Alright. If you see these pictures and still come back around here, you're a saint. And a great friend, please move to our neighborhood so we can drink coffee and walk to the bus stop in our pj's.
(we don't really have a bus stop but that's neither here nor there. Or anywhere.)
I have kinda...sorta...maybe let myself get out of my normal housework routine in the last few months or so - mainly the laundry, it's my nemesis. And while I don't believe that everything should be perfect all the time (or any of the time), I also hate when things get to this point and I can't even find MY OWN clothes.
I mean really, for all I know Eric could've been lost in a pile that big.
Its a funny picture, but not exactly an extra entry for housewife of the year :).
Life is busy, and the kiddos are very demanding of my time, so a lot of things in my life have taken a back seat to being an insanely full time momma. It's not a bad thing, its really all I want to do - kiss their sweet faces, help them on the swing set, and play Uno with them on a rainy day. Ahhh, its a good job, and all those things sound a lot better than folding clothes or scrubbing the toilets!
But when I can't find things, or there are so many baskets of laundry that I don't know what is clean and whats dirty, I can start to feel really frazzled and overwhelmed - neither of those things look good on me. Believe it.
I hit my breaking point last week when I was trying to do laundry to quickly because I was so behind, and I washed a pull up. People, have you ever seen the inside of a washer after a pull up has been washed? I have, please don't make me go back and re-live it...
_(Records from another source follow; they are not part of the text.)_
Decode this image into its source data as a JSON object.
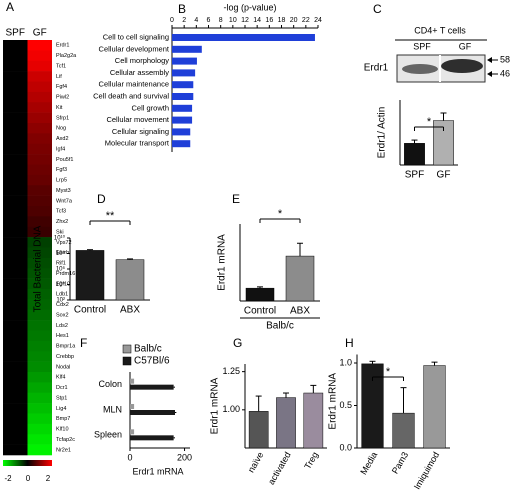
{
  "chart_data": [
    {
      "type": "heatmap",
      "panel": "A",
      "columns": [
        "SPF",
        "GF"
      ],
      "rows": [
        "Erdr1",
        "Pla2g2a",
        "Tcf1",
        "Lif",
        "Fgf4",
        "Piwl2",
        "Kit",
        "Sfrp1",
        "Nog",
        "Axd2",
        "Igf4",
        "Pou5f1",
        "Fgf3",
        "Lrp5",
        "Myst3",
        "Wnt7a",
        "Tcf3",
        "Zhx2",
        "Ski",
        "Vps72",
        "Esrrb",
        "Rif1",
        "Prdm16",
        "Fgf10",
        "Ldb1",
        "Cdx2",
        "Sox2",
        "Lds2",
        "Hes1",
        "Bmpr1a",
        "Crebbp",
        "Nodal",
        "Klf4",
        "Dcr1",
        "Stp1",
        "Lig4",
        "Bmp7",
        "Klf10",
        "Tcfap2c",
        "Nr2e1"
      ],
      "values": [
        [
          0,
          2
        ],
        [
          0,
          1.9
        ],
        [
          0,
          1.8
        ],
        [
          0,
          1.6
        ],
        [
          0,
          1.5
        ],
        [
          0,
          1.4
        ],
        [
          0,
          1.3
        ],
        [
          0,
          1.2
        ],
        [
          0,
          1.1
        ],
        [
          0,
          1
        ],
        [
          0,
          0.95
        ],
        [
          0,
          0.9
        ],
        [
          0,
          0.85
        ],
        [
          0,
          0.8
        ],
        [
          0,
          0.7
        ],
        [
          0,
          0.65
        ],
        [
          0,
          0.6
        ],
        [
          0,
          0.5
        ],
        [
          0,
          0.45
        ],
        [
          0,
          -0.5
        ],
        [
          0,
          -0.55
        ],
        [
          0,
          -0.6
        ],
        [
          0,
          -0.65
        ],
        [
          0,
          -0.7
        ],
        [
          0,
          -0.75
        ],
        [
          0,
          -0.8
        ],
        [
          0,
          -0.85
        ],
        [
          0,
          -0.9
        ],
        [
          0,
          -0.95
        ],
        [
          0,
          -1
        ],
        [
          0,
          -1.05
        ],
        [
          0,
          -1.1
        ],
        [
          0,
          -1.2
        ],
        [
          0,
          -1.3
        ],
        [
          0,
          -1.4
        ],
        [
          0,
          -1.5
        ],
        [
          0,
          -1.6
        ],
        [
          0,
          -1.7
        ],
        [
          0,
          -1.8
        ],
        [
          0,
          -1.9
        ]
      ],
      "clim": [
        -2,
        2
      ],
      "cbar_ticks": [
        -2,
        0,
        2
      ]
    },
    {
      "type": "hbar",
      "panel": "B",
      "title": "-log (p-value)",
      "categories": [
        "Cell to cell signaling",
        "Cellular development",
        "Cell morphology",
        "Cellular assembly",
        "Cellular maintenance",
        "Cell death and survival",
        "Cell growth",
        "Cellular movement",
        "Cellular signaling",
        "Molecular transport"
      ],
      "values": [
        23.5,
        4.9,
        4.1,
        3.8,
        3.5,
        3.5,
        3.3,
        3.3,
        3.0,
        3.0
      ],
      "color": "#1f3fd8",
      "xlim": [
        0,
        24
      ],
      "xticks": [
        0,
        2,
        4,
        6,
        8,
        10,
        12,
        14,
        16,
        18,
        20,
        22,
        24
      ]
    },
    {
      "type": "bar",
      "panel": "C",
      "blot_title": "CD4+ T cells",
      "lanes": [
        "SPF",
        "GF"
      ],
      "blot_label": "Erdr1",
      "markers": [
        58,
        46
      ],
      "ylabel": "Erdr1/ Actin",
      "categories": [
        "SPF",
        "GF"
      ],
      "values": [
        1,
        2.05
      ],
      "errors": [
        0.15,
        0.35
      ],
      "colors": [
        "#111111",
        "#b0b0b0"
      ],
      "ylim": [
        0,
        3
      ],
      "significance": "*"
    },
    {
      "type": "bar",
      "panel": "D",
      "ylabel": "Total Bacterial DNA",
      "categories": [
        "Control",
        "ABX"
      ],
      "values": [
        250000000,
        16000000
      ],
      "errors": [
        60000000,
        4000000
      ],
      "colors": [
        "#1a1a1a",
        "#8c8c8c"
      ],
      "log_scale": true,
      "ylim": [
        100,
        10000000000
      ],
      "yticks": [
        {
          "value": 10000000000,
          "label": "10¹⁰"
        },
        {
          "value": 100000000,
          "label": "10⁸"
        },
        {
          "value": 1000000,
          "label": "10⁶"
        },
        {
          "value": 10000,
          "label": "10⁴"
        },
        {
          "value": 100,
          "label": "10²"
        }
      ],
      "significance": "**"
    },
    {
      "type": "bar",
      "panel": "E",
      "ylabel": "Erdr1 mRNA",
      "categories": [
        "Control",
        "ABX"
      ],
      "group_label": "Balb/c",
      "values": [
        1,
        3.5
      ],
      "errors": [
        0.1,
        1.0
      ],
      "colors": [
        "#111111",
        "#8c8c8c"
      ],
      "ylim": [
        0,
        6
      ],
      "significance": "*"
    },
    {
      "type": "hbar_grouped",
      "panel": "F",
      "xlabel": "Erdr1 mRNA",
      "categories": [
        "Colon",
        "MLN",
        "Spleen"
      ],
      "series": [
        {
          "name": "Balb/c",
          "color": "#999999",
          "values": [
            15,
            15,
            15
          ]
        },
        {
          "name": "C57Bl/6",
          "color": "#1a1a1a",
          "values": [
            160,
            165,
            160
          ],
          "errors": [
            5,
            5,
            5
          ]
        }
      ],
      "xlim": [
        0,
        220
      ],
      "xticks": [
        0,
        200
      ]
    },
    {
      "type": "bar",
      "panel": "G",
      "ylabel": "Erdr1 mRNA",
      "categories": [
        "naïve",
        "activated",
        "Treg"
      ],
      "values": [
        0.99,
        1.08,
        1.11
      ],
      "errors": [
        0.1,
        0.03,
        0.05
      ],
      "colors": [
        "#555555",
        "#7a7585",
        "#9a8c9e"
      ],
      "ylim": [
        0.75,
        1.3
      ],
      "yticks": [
        {
          "value": 1.0,
          "label": "1.00"
        },
        {
          "value": 1.25,
          "label": "1.25"
        }
      ]
    },
    {
      "type": "bar",
      "panel": "H",
      "ylabel": "Erdr1 mRNA",
      "categories": [
        "Media",
        "Pam3",
        "Imiquimod"
      ],
      "values": [
        0.99,
        0.41,
        0.97
      ],
      "errors": [
        0.03,
        0.3,
        0.04
      ],
      "colors": [
        "#1a1a1a",
        "#666666",
        "#999999"
      ],
      "ylim": [
        0,
        1.1
      ],
      "yticks": [
        {
          "value": 0.0,
          "label": "0.0"
        },
        {
          "value": 0.5,
          "label": "0.5"
        },
        {
          "value": 1.0,
          "label": "1.0"
        }
      ],
      "significance": "*"
    }
  ]
}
It's too soon. Just too soon.
And while I know we have 6 kiddos and the house is not always going to be running smoothly, I've also felt a tad convicted about staying on top of my duties :). I will still embrace the saying, "Please excuse the mess, the children are making memories"...
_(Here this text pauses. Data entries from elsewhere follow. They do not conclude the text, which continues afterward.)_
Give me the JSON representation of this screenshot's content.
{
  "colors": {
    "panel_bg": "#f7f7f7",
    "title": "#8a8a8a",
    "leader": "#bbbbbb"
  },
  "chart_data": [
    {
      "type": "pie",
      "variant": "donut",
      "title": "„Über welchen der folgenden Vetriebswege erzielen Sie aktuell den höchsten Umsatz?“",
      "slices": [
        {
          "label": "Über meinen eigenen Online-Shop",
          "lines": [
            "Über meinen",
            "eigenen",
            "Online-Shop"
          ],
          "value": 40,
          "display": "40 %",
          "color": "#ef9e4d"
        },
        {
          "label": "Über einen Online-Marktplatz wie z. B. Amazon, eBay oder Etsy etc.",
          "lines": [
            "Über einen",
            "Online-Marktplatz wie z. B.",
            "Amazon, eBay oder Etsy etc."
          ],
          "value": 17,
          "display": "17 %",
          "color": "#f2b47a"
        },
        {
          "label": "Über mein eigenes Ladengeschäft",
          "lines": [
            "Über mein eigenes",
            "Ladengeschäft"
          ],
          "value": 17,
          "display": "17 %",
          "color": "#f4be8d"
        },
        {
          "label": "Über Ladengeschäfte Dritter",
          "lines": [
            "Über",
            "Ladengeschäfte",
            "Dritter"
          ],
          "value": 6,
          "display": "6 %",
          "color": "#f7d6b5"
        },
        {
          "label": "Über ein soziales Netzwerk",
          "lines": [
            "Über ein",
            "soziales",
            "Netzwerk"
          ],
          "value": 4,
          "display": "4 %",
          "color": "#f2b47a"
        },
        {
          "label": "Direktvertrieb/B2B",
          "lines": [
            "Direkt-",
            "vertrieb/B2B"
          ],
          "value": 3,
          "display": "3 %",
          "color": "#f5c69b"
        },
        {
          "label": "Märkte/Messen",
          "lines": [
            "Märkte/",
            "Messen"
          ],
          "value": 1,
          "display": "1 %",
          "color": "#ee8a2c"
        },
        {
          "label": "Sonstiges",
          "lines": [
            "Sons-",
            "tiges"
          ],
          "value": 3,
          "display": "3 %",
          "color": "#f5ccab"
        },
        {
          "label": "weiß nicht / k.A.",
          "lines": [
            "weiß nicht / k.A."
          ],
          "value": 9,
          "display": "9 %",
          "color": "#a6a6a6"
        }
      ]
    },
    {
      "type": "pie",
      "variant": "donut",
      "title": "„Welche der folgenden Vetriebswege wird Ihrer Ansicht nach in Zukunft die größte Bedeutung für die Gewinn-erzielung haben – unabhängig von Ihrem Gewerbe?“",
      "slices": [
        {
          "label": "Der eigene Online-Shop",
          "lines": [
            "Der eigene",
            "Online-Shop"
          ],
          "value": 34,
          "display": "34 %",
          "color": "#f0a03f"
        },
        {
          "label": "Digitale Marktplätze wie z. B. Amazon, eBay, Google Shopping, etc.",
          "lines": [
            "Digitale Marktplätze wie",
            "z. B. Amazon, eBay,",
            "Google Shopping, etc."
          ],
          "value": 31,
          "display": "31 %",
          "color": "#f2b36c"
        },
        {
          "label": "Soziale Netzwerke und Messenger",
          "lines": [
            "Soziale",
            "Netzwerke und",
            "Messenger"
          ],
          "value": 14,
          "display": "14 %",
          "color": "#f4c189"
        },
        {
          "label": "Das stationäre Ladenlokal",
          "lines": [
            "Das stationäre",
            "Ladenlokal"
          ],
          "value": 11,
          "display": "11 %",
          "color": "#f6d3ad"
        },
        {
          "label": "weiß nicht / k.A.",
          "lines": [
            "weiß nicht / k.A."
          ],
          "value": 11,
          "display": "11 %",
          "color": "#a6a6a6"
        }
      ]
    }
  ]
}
but I do want to feel a sense of order more often than I currently do :).
What? You're play room never looks like that? Well then just close your sweet little eyes and think happy thoughts....find a happy place.
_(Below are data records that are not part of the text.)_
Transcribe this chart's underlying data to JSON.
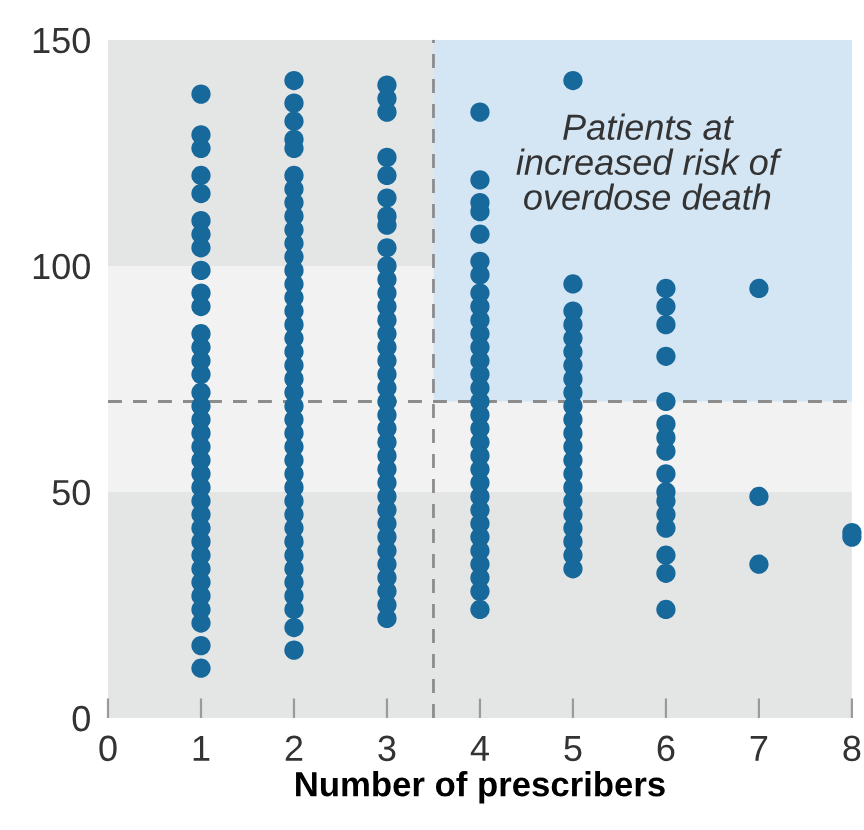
{
  "chart_data": {
    "type": "scatter",
    "xlabel": "Number of prescribers",
    "annotations": [
      "Patients at\nincreased risk of\noverdose death"
    ],
    "xlim": [
      0,
      8
    ],
    "ylim": [
      0,
      150
    ],
    "xticks": [
      0,
      1,
      2,
      3,
      4,
      5,
      6,
      7,
      8
    ],
    "yticks": [
      0,
      50,
      100,
      150
    ],
    "grid": false,
    "legend": false,
    "marker": "circle",
    "ref_lines": [
      {
        "axis": "x",
        "value": 3.5,
        "color": "#8c8c8c",
        "line_style": "dashed"
      },
      {
        "axis": "y",
        "value": 70,
        "color": "#8c8c8c",
        "line_style": "dashed"
      }
    ],
    "bands": [
      {
        "axis": "y",
        "from": 0,
        "to": 50,
        "color": "#e4e6e6"
      },
      {
        "axis": "y",
        "from": 50,
        "to": 100,
        "color": "#f2f2f2"
      },
      {
        "axis": "y",
        "from": 100,
        "to": 150,
        "color": "#e4e6e6"
      },
      {
        "axis": "x",
        "from": 3.5,
        "to": 8,
        "color": "#d4e6f4"
      }
    ],
    "series": [
      {
        "color": "#17689b",
        "x": [
          1,
          1,
          1,
          1,
          1,
          1,
          1,
          1,
          1,
          1,
          1,
          1,
          1,
          1,
          1,
          1,
          1,
          1,
          1,
          1,
          1,
          1,
          1,
          1,
          1,
          1,
          1,
          1,
          1,
          1,
          1,
          1,
          1,
          1,
          1,
          2,
          2,
          2,
          2,
          2,
          2,
          2,
          2,
          2,
          2,
          2,
          2,
          2,
          2,
          2,
          2,
          2,
          2,
          2,
          2,
          2,
          2,
          2,
          2,
          2,
          2,
          2,
          2,
          2,
          2,
          2,
          2,
          2,
          2,
          2,
          2,
          2,
          2,
          2,
          2,
          3,
          3,
          3,
          3,
          3,
          3,
          3,
          3,
          3,
          3,
          3,
          3,
          3,
          3,
          3,
          3,
          3,
          3,
          3,
          3,
          3,
          3,
          3,
          3,
          3,
          3,
          3,
          3,
          3,
          3,
          3,
          3,
          3,
          3,
          3,
          3,
          4,
          4,
          4,
          4,
          4,
          4,
          4,
          4,
          4,
          4,
          4,
          4,
          4,
          4,
          4,
          4,
          4,
          4,
          4,
          4,
          4,
          4,
          4,
          4,
          4,
          4,
          4,
          4,
          4,
          4,
          4,
          5,
          5,
          5,
          5,
          5,
          5,
          5,
          5,
          5,
          5,
          5,
          5,
          5,
          5,
          5,
          5,
          5,
          5,
          5,
          5,
          5,
          5,
          6,
          6,
          6,
          6,
          6,
          6,
          6,
          6,
          6,
          6,
          6,
          6,
          6,
          6,
          6,
          6,
          7,
          7,
          7,
          8,
          8
        ],
        "values": [
          138,
          129,
          126,
          120,
          116,
          110,
          107,
          104,
          99,
          94,
          91,
          85,
          82,
          79,
          76,
          72,
          69,
          66,
          63,
          60,
          57,
          54,
          51,
          48,
          45,
          42,
          39,
          36,
          33,
          30,
          27,
          24,
          21,
          16,
          11,
          141,
          136,
          132,
          128,
          126,
          120,
          117,
          114,
          111,
          108,
          105,
          102,
          99,
          96,
          93,
          90,
          87,
          84,
          81,
          78,
          75,
          72,
          69,
          66,
          63,
          60,
          57,
          54,
          51,
          48,
          45,
          42,
          39,
          36,
          33,
          30,
          27,
          24,
          20,
          15,
          140,
          137,
          134,
          124,
          120,
          115,
          111,
          109,
          104,
          100,
          97,
          94,
          91,
          88,
          85,
          82,
          79,
          76,
          73,
          70,
          67,
          64,
          61,
          58,
          55,
          52,
          49,
          46,
          43,
          40,
          37,
          34,
          31,
          28,
          25,
          22,
          134,
          119,
          114,
          112,
          107,
          101,
          98,
          94,
          91,
          88,
          85,
          82,
          79,
          76,
          73,
          70,
          67,
          64,
          61,
          58,
          55,
          52,
          49,
          46,
          43,
          40,
          37,
          34,
          31,
          28,
          24,
          141,
          96,
          90,
          87,
          84,
          81,
          78,
          75,
          72,
          69,
          66,
          63,
          60,
          57,
          54,
          51,
          48,
          45,
          42,
          39,
          36,
          33,
          95,
          91,
          87,
          80,
          70,
          65,
          62,
          59,
          54,
          50,
          48,
          45,
          42,
          36,
          32,
          24,
          95,
          49,
          34,
          41,
          40
        ]
      }
    ]
  }
}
SO, this week I have reinstated my laundry system and I am on a mission to keep it going. Whats that you say? I am a foolish woman to think I can keep it up? Well, that may be true, but I'm going to try!
My system is simple: I got all the laundry done, there is not one basket in any room with one piece of clothing - it took a lot of blood, sweat, and tears to get to that point.
Mostly tears. And weeping. Lots of weeping.
So now I lay a basket in the hallway, and at the end of the day everyone puts their clothes in it from that day. When all are in bed I take it down stairs and throw it in the washer, and switch it to the dryer before I head to bed. Then the next morning I have a clean load in the dryer to fold and put away and that's it - we're back to an empty basket in the hallway :). Insert angels singing here.
Does this just sound like a lot of jumbled words? I hope not. It has changed my life...again. I had forgotten how nice it was to have it under control.
So I tell you all this so you can pop in sometime soon and say, "hey remember that laundry system you had going? You still doing it? No? Well get back on it, woman!"
You don't have to use those exact words, you can be more gentle.
And that, my friends, is what I've been up to the last few days...you know, when I wasn't eating the pumpkin oatmeal cookies by the handful :).